À côté du spoofing, l’une des techniques préférées des banques, il y a aussi la possibilité d’émettre des contrats sur le COMEX en raison de leur statut de faiseurs de marché sur cette bourse d’échange. Nous avons couvert ce sujet à maintes reprises durant ces dernières années.

Comme vous le savez probablement, nous avons assisté en 2019 à une énorme augmentation du nombre de contrats ouverts sur le COMEX. D’un plus bas de 427.589 contrats le 29 avril, l’intérêt ouvert total sur l’or a atteint un record historique récemment, avec 711.378 contrats ouverts. Il s’agit d’une augmentation d’environ 66 %, alors que le cours de l’or n’a grimpé que de 13,4 %.

Voici comment cela marche… Les spéculateurs souhaitent « s’exposer à l’or » alors que les taux baissent et que les banques centrales ont fait machine arrière. Les banques créent alors de nouveaux contrats à partir de rien pour les vendre à ces spéculateurs en se positionnant à l’opposé, à savoir short (pour tout contrat long ou short, il doit y avoir une contrepartie qui prend l’autre sens du trade).

Cela se matérialise sur le rapport hebdomadaire CoT (commitment of traders, engagement des traders). Fin avril, les gros spéculateurs étaient long (sur base nette) de 37.400 contrats et les banques commerciales short de 57.400 contrats, pour un nombre total de contrats ouverts de 440.048.

La semaine dernière, les gros spéculateurs étaient long de 271.000 contrats, alors que les banques commerciales étaient short de plus de 302.000 contrats, pour un intérêt ouvert total de 690.000 contrats.

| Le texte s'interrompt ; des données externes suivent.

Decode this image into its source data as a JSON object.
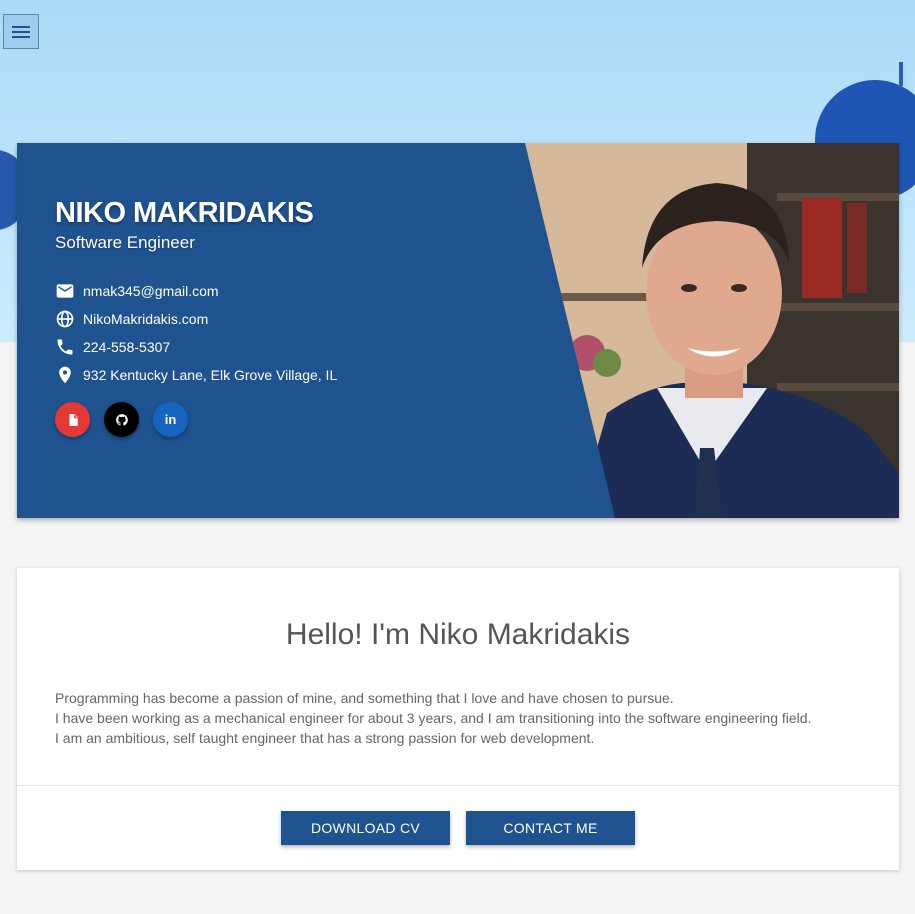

Donc les spéculateurs parient que le cours de l’or va grimper, tandis que les banques parient qu’il va baisser. Mais il faut bien prendre le temps de comprendre à quel point cette méthode de découverte du prix est injuste et frauduleuse :

  • Les spéculateurs achètent des contrats à terme sans aucune intention de prendre possession du métal physique. De plus, ces contrats sont souvent achetés avec des fonds empruntés (trading sur marge) ;
  • Les banques vendent des contrats à terme sans aucune intention de livrer le métal sous-jacent. Elles n’en ont d’ailleurs aucun à fournir.

La quantité d’or qui se trouve dans les coffres du COMEX change rarement. La quantité d’or vendue à terme/assurée par les mineurs reste très basse. Donc, au final, les banques permettent aux spéculateurs de se positionner sur l’or via la création de contrats synthétiques. L’offre et la demande de métal jaune n’ont donc aucune influence sur le prix de l’or. Ce sont principalement ces contrats à terme, qui sont des produits dérivés numériques, qui déterminent le cours. (…)

Si cela change un peu de voir le Département de la Justice américain et la CFTC poursuivre les cibles faciles que sont les manipulateurs des desks de trading, le souci fondamental subsiste. Tandis que nous nous dirigeons vers 2020, les prix des métaux précieux vont probablement grimper alors que les investisseurs et les traders souhaitent s’exposer à l’or et à l’argent sous toutes les formes possible… métaux physiques, contrats à terme, ETFs, comptes non alloués, actions minières. Cependant, tant que le système qui détermine le prix de l’or est basé sur les produits dérivés et un système de réserves fractionnaires, vous pouvez être sûr que les banques se battront jusqu’au bout, peu importe les éventuelles conséquences financières ou légales.